How Safe Are We on the Water?
Water has drawn our species back ever since we left its embrace.
In Saharan cave drawings, ancestral swimmers frolic in weightlessness. On beaches and in pools, 21st century kids submerge with the same exhilaration.
Relics of boats dug out of logs or woven from reeds date back at least as far as those cave drawings, 7,000 and more years. On boats, we’ve extended our reach, surpassed our known horizons, sought and lost fortune, advanced our civilization. Imagine the stakes when all that was known was what we ourselves knew — and all that lay ahead was mystery.
The adventure has remained irresistible. But the other side of thrill is danger.
We are reminded of the danger at the 60th anniversary of the sinking of the Levin J. Marvel and taking 14 lives. The Bay excursion boat sank off my community, Fairhaven. Neighbors set out in small boats to save lives and, as we see in our neighborhood photo archive, recover bodies.
Tragedy of that sort never goes out of date. Natural Resources Police and Coast Guard report boating accidents, sinkings, fires and drownings almost every week of summer.
Swimmers, too, fall victim to the waters that drew them in. In the last weeks, three swimmers drowned in two incidents off Cove Point in Lusby, a friendly seeming beach where a standing lighthouse suggests dangers but not so close at hand.

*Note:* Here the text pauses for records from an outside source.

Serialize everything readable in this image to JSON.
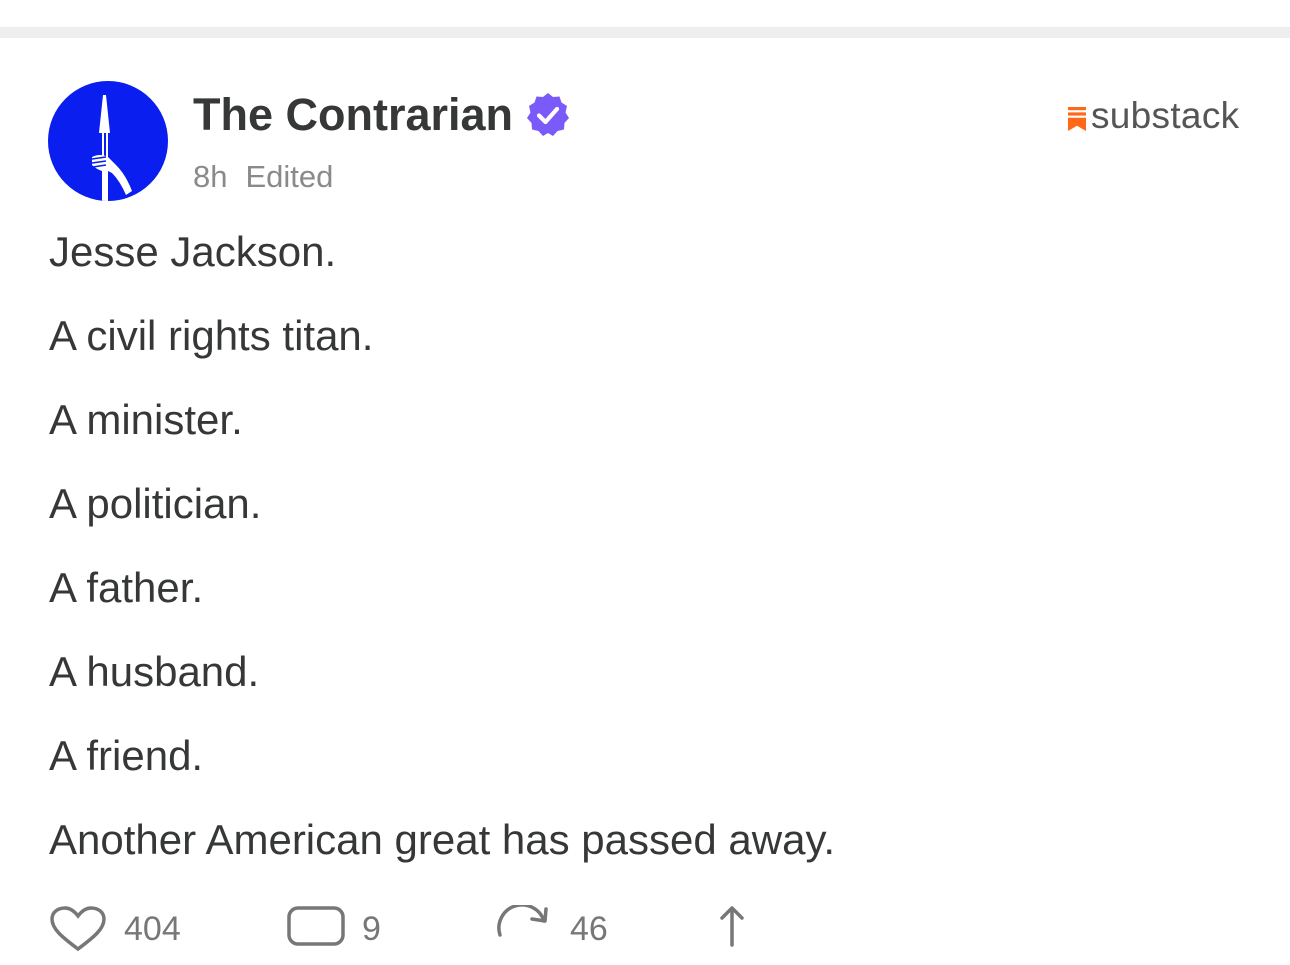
{
  "post": {
    "author": "The Contrarian",
    "verified_icon": "verified-badge-icon",
    "time": "8h",
    "status": "Edited",
    "brand": "substack",
    "brand_color": "#ff6719",
    "verified_color": "#7a5af8",
    "avatar_bg": "#0a1ef0",
    "lines": [
      "Jesse Jackson.",
      "A civil rights titan.",
      "A minister.",
      "A politician.",
      "A father.",
      "A husband.",
      "A friend.",
      "Another American great has passed away."
    ]
  },
  "actions": {
    "like_count": "404",
    "comment_count": "9",
    "restack_count": "46"
  }
}
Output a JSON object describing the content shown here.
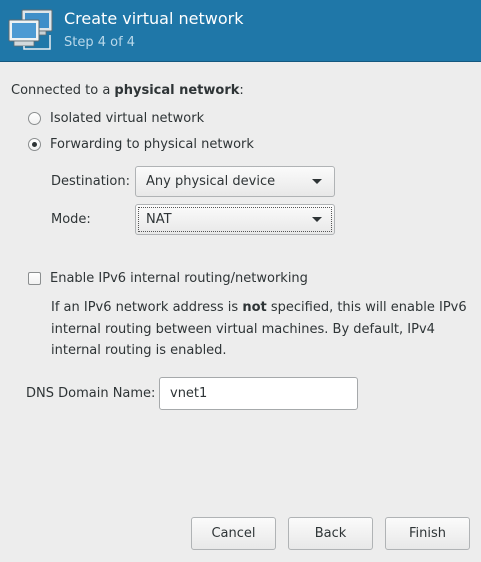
{
  "header": {
    "title": "Create virtual network",
    "subtitle": "Step 4 of 4",
    "icon": "virtual-network-computers-icon"
  },
  "network": {
    "label_prefix": "Connected to a ",
    "label_bold": "physical network",
    "label_suffix": ":",
    "options": [
      {
        "label": "Isolated virtual network",
        "selected": false
      },
      {
        "label": "Forwarding to physical network",
        "selected": true
      }
    ],
    "destination": {
      "label": "Destination:",
      "value": "Any physical device"
    },
    "mode": {
      "label": "Mode:",
      "value": "NAT"
    }
  },
  "ipv6": {
    "label": "Enable IPv6 internal routing/networking",
    "checked": false,
    "info_part1": "If an IPv6 network address is ",
    "info_bold": "not",
    "info_part2": " specified, this will enable IPv6 internal routing between virtual machines.  By default, IPv4 internal routing is enabled."
  },
  "dns": {
    "label": "DNS Domain Name:",
    "value": "vnet1"
  },
  "buttons": {
    "cancel": "Cancel",
    "back": "Back",
    "finish": "Finish"
  },
  "colors": {
    "header_bg": "#1f77a8",
    "header_subtitle": "#b9d8ea",
    "window_bg": "#ededed"
  }
}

All these lives are lost in somebody’s neighborhood, in adventures gone awry.
In this week’s paper, Bob Melamud makes a cautionary tale of the Levin J. Marvel. “In spite of all our technical progress, we still rely on the skills, experience and judgment of the person in charge to keep us safe,” he writes. Below my letter, the Coast Guard of the Baltimore Sector explains their work in inspecting commercial boats like the Marvel to “keep the boating public safe.”
As swimmers and boaters on our own, however, we are the person in charge, and by and large have only our own skills, experience and judgment to rely on.
How good are yours?
Only if you’re younger than 43 are you required to pass a structured safe boating course. Otherwise, the safe operation of your boat is up to you. The Coast Guard Auxiliary will inspect your pleasure boat to ensure it meets safety standards, but that inspection is purely voluntary. The Coast Guard may enforce safety by stopping you for a chance inspection, but that’s a relative rarity. Basically, when you’re on the water, you’re free to do all the harm you can’t avoid.
Swimming safety is slippier still. Except for the occasional on-shore sign, what tells you to refuse the invitation of the water?
Safety on the water is a last frontier of personal responsibility. Even so, we do not have ultimate responsibility. For as much as we love the water, it obeys only its own laws.